New Delhi: An official panel has recommended abolishing the two top regulators of India’s higher education that have invited public scrutiny for restrictive, and sometimes, non-transparent functioning.
The government should instead establish an “all-compassing” commission to regulate higher education, the panel formed by the ministry of human resource development has suggested in a draft report likely to be submitted to the ministry next month.
The panel recommends creating a higher education commission, or HEC, to oversee academic, financial and accreditation aspects of India’s universities, functions that are currently tackled by the University Grants Commission, or UGC, and All India Council of Technical Education, or AICTE, panel chairman and eminent physicist Yash Pal told Mint.
Better regulation: Panel chairman and physicist Yash Pal says the creation of HEC would mean doing away with multiplicity of regulatory bodies and would bring more efficiency to the education system.
“The creation of HEC would mean doing away with multiplicity of regulatory bodies,” he said. “It would bring more efficiency and is in line with the recommendations of the National Knowledge Commission (NKC),” he said.
Yash Pal was referring to the advisory body of the Prime Minister that has repeatedly called for abolition of the top two regulators. He, however, declined to comment on UGC’s future.

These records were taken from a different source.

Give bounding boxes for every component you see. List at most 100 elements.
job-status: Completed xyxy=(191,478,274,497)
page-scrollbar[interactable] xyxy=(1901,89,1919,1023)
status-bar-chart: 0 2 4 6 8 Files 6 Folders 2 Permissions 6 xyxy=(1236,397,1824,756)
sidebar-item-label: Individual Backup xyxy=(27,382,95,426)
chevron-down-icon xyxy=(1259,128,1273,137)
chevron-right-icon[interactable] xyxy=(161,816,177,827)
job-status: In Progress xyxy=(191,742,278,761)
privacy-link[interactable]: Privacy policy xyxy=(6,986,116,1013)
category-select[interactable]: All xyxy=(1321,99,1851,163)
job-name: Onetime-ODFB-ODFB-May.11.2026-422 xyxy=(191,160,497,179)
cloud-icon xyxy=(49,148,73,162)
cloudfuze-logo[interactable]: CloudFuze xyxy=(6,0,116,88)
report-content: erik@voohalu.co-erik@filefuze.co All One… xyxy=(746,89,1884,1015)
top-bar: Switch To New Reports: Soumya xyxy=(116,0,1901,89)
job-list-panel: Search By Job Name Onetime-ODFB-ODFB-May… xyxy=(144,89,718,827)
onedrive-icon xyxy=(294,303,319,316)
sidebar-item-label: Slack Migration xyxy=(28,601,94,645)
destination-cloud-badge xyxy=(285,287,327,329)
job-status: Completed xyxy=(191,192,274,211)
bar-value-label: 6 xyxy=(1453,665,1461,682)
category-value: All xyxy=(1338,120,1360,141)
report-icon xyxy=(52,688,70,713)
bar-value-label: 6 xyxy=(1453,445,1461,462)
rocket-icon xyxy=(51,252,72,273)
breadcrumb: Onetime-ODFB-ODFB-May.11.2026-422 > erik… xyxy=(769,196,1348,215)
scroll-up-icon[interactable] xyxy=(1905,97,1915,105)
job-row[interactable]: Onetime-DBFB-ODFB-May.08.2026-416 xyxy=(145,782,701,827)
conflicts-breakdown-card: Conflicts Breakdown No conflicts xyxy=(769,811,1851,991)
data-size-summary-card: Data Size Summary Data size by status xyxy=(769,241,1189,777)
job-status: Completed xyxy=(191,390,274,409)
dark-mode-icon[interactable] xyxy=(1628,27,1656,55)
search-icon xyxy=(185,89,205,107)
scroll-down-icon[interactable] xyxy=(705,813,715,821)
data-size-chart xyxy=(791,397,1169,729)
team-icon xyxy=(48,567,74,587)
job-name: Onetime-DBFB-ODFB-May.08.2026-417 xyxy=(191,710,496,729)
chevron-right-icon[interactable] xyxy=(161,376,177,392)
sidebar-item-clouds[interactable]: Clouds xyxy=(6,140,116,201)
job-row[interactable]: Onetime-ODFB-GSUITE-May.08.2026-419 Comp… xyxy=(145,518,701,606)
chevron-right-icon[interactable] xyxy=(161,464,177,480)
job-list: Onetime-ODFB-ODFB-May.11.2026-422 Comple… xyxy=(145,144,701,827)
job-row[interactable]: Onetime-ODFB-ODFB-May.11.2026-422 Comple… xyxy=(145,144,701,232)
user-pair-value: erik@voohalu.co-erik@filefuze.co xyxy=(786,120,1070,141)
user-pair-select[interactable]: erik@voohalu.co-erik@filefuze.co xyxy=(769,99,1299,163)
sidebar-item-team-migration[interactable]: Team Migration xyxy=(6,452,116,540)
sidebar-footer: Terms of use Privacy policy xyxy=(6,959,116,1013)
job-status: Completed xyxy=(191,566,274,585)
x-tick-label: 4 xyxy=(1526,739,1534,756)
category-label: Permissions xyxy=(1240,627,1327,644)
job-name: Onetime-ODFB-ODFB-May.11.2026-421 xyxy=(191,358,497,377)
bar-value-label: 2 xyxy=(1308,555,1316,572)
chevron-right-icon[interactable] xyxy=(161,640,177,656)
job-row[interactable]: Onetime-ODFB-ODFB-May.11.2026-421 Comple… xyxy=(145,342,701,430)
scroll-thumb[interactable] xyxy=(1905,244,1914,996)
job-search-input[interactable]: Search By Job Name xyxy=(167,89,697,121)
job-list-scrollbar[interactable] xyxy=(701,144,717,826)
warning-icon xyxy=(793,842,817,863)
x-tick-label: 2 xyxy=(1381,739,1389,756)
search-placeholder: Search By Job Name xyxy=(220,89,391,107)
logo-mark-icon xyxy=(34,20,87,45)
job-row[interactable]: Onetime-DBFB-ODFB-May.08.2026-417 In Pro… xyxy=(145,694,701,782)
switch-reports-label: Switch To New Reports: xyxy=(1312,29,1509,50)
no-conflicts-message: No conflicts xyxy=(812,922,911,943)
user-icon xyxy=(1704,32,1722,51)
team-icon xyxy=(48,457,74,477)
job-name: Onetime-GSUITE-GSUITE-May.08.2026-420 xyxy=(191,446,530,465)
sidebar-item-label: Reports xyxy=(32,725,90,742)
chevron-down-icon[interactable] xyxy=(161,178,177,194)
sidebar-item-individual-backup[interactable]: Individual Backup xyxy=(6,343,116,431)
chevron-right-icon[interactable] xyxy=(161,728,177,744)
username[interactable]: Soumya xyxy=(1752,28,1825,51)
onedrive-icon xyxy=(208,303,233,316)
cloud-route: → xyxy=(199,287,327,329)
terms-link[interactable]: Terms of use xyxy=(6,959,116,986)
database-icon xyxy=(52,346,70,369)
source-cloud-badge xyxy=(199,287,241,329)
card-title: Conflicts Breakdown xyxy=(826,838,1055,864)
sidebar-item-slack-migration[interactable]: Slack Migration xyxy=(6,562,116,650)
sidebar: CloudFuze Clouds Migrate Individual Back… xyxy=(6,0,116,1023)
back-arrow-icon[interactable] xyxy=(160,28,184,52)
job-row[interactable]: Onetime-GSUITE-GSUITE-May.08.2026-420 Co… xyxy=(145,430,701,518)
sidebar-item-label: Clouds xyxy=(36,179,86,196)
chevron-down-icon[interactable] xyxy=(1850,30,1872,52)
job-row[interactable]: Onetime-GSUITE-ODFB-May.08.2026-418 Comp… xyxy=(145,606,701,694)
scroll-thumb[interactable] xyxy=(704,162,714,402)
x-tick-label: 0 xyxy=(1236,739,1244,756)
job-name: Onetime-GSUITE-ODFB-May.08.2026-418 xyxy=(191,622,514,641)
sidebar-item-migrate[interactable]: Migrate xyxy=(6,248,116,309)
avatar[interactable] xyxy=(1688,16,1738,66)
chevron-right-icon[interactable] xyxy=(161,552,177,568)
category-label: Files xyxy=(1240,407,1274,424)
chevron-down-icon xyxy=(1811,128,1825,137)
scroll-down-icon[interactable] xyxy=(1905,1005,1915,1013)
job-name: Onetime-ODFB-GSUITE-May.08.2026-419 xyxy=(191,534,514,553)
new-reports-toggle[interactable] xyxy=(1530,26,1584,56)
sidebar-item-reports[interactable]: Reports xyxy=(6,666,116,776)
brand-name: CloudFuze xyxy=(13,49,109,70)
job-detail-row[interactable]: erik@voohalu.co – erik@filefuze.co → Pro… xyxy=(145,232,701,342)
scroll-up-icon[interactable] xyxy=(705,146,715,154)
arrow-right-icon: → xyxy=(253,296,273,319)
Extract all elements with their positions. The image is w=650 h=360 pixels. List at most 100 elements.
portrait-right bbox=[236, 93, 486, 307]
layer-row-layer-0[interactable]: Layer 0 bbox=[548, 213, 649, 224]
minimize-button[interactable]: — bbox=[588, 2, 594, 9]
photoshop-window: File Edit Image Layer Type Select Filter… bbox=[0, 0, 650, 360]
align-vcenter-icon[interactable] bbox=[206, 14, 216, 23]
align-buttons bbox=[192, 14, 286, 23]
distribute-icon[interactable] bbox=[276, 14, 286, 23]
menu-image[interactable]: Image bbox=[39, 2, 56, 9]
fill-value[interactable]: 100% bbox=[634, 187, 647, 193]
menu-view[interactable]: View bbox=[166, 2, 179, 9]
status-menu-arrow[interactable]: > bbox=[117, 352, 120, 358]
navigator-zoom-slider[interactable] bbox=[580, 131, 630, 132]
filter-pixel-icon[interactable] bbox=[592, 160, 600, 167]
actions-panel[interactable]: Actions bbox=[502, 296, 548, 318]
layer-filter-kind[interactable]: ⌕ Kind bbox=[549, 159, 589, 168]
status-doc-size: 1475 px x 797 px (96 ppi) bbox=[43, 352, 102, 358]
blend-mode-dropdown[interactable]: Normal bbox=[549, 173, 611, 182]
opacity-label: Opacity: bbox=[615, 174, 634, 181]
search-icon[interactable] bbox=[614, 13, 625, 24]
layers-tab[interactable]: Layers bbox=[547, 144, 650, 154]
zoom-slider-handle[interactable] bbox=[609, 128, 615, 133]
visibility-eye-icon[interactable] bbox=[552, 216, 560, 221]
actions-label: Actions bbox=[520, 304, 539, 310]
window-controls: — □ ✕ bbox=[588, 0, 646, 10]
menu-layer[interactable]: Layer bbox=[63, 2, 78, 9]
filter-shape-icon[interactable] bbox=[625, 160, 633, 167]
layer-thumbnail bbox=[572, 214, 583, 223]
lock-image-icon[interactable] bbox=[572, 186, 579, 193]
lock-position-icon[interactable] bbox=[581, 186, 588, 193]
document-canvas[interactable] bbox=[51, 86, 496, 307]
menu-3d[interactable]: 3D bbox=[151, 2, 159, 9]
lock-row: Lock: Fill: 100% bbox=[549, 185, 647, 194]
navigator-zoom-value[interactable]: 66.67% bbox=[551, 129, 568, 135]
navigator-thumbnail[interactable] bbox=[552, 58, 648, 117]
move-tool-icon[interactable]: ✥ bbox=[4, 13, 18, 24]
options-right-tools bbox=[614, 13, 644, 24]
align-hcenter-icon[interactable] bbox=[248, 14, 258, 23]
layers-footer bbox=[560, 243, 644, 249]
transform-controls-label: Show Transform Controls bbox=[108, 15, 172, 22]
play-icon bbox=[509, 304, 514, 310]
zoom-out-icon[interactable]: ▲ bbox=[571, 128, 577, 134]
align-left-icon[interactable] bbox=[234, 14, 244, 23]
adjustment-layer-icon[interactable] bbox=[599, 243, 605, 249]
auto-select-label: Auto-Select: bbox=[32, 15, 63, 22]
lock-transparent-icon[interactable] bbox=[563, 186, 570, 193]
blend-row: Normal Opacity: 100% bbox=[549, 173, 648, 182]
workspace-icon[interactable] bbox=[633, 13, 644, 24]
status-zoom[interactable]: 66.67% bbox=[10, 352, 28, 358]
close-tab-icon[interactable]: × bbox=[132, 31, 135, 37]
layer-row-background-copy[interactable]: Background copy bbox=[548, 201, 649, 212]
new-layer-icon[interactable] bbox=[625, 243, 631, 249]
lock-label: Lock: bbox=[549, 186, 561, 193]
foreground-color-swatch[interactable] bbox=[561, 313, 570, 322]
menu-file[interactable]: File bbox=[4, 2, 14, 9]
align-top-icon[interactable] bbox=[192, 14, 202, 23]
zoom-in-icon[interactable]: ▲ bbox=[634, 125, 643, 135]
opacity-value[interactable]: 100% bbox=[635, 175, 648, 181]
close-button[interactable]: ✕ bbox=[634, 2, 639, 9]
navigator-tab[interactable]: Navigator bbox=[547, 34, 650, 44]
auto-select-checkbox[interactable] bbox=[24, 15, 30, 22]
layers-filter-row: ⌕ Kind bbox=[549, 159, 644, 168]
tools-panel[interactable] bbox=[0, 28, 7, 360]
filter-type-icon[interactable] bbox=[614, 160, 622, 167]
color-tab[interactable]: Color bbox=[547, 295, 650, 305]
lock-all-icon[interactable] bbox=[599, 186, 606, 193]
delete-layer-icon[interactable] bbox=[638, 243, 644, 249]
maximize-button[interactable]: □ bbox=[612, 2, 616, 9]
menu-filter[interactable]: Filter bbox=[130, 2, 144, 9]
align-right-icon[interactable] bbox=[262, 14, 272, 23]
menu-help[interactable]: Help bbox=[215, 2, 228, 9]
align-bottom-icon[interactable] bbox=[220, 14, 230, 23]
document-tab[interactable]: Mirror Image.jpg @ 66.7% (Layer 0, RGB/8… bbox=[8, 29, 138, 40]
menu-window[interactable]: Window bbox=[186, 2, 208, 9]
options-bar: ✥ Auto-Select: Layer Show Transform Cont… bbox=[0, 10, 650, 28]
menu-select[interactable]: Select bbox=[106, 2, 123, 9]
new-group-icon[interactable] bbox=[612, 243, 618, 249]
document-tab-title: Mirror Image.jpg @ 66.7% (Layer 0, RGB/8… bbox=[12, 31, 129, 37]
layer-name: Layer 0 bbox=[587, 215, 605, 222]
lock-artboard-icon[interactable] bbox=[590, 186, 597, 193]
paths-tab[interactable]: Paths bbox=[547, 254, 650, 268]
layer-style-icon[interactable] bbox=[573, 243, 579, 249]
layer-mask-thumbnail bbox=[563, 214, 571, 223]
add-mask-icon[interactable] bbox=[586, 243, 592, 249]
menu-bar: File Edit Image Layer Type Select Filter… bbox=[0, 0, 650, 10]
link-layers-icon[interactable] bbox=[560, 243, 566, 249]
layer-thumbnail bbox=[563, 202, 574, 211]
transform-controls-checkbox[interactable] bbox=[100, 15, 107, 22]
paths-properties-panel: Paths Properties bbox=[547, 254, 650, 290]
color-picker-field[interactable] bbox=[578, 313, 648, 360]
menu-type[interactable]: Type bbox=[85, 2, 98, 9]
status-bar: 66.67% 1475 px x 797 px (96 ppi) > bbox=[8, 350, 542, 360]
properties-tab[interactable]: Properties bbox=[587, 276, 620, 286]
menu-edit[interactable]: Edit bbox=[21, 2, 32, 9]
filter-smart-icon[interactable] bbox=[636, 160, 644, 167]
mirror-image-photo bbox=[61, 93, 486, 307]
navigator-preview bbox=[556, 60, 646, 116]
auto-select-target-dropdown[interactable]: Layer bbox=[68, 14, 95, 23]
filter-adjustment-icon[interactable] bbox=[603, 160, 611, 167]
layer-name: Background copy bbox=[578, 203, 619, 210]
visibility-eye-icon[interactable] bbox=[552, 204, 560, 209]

The panel has also recommended that institutions of higher learning, including the premier Indian Institutes of Technology, or IITs, and Indian Institutes of Management, or IIMs, broaden their menus to include more subjects and disciplines. It also says that they should be more self-regulated.
The panel has, however, suggested scrapping the provision of so-called deemed university status to state and private institutions.
Yash Pal said the trend of recognizing deemed universities is encouraging a narrow focus on courses offered by such institutions. The status of deemed universities has been granted predominantly to private institutions that allows them to operate largely free of government controls in admissions, fees and coursework.
“We do not like it. Deemed universities should be very carefully set up. The way they are being set up, they are becoming specialized universities,” Yash Pal said.
The report has also recommended that the Medical Council of India and the Dental Council of India—regulators that grant recognition of medical and dentistry qualifications acquired in India and abroad—be divested of their “licensing functions”, another member of the committee said on condition of anonymity.
The panel has effectively asked that AICTE be dissolved. “Not a single university we visited had anything positive to say about the regulator (AICTE), which is steeped in corruption and inefficiency, which has, in turn, spawned illegitimate education institutions,” the member said. “So, there is no point in allowing it to function.”
The report says the UGC could function as part of the HEC, the member added.
The NKC has repeatedly called for dissolving AICTE and UGC and setting up an independent regulator.
The ministry didn’t act on its 2006 recommendation until September 2007, when the prime minister’s office asked it to do so. Last year, it set up the panel to review the functioning of the regulators within a year, a first since the creation of UGC in 1956 and AICTE in 1987.
The panel, rechristened as committee for rejuvenation of higher education in late 2008, suggests three wings for the proposed HEC: academic, accreditation and grants.
The accreditation wing would subsume the powers of National Assessment and Accreditation Council, or NAAC, while the grants wing could continue to function like the UGC, a person with knowledge in the matter said on condition of anonymity.
The proposed accreditation wing is in line with the government’s plans to create a single accreditor for colleges by splitting the regulatory and accreditation roles of AICTE, which oversees the functioning of engineering and business schools. The ministry plans to merge the AICTE’s National Board of Accreditation and the UGC-funded NAAC.
The grants wing would release funds to colleges and universities while the academic wing would implement matters related to development of a “curricular approach to university education”, in which the departments in educational institutions, including the IITs and IIMs, become more interdisciplinary, instead of remaining “watertight compartments”, and broaden their menus to include more subjects and disciplines for research and teaching within a university system, Yash Pal said.
The committee has also recommended a self-regulatory regime for the universities, where they would be able to look into issues such as appointment of vice-chancellors, fee structure and expansion of courses, including the IITs—issues managed largely by the UGC and AICTE so far.
“We are arguing against inspection raj being practised by the regulators so far, where field visits are essential for every permission sought by universities, even if it pertains to introduction of new courses or a discipline,” the committee member quoted earlier said, adding the proposed HEC would regulate larger issues of setting up universities.
Ashok Kolaskar, adviser to the NKC, said he was not sure how much the government would be willing to accept the recommendations and powers entrusted with the proposed HEC in the report.
“My feeling is it (the government) might push for it since the people involved with the report are eminent people. It’s a good suggestion to dissolve the UGC and AICTE, but HEC may not be as independent as we wanted IRAHE (independent regulatory authority for higher education) to be, a body independent of the government to look into setting up of universities and other academic issues,” Kolaskar said.
The recommendations would need the government to frame a new draft legislation to establish the HEC, which will have to be approved by Parliament.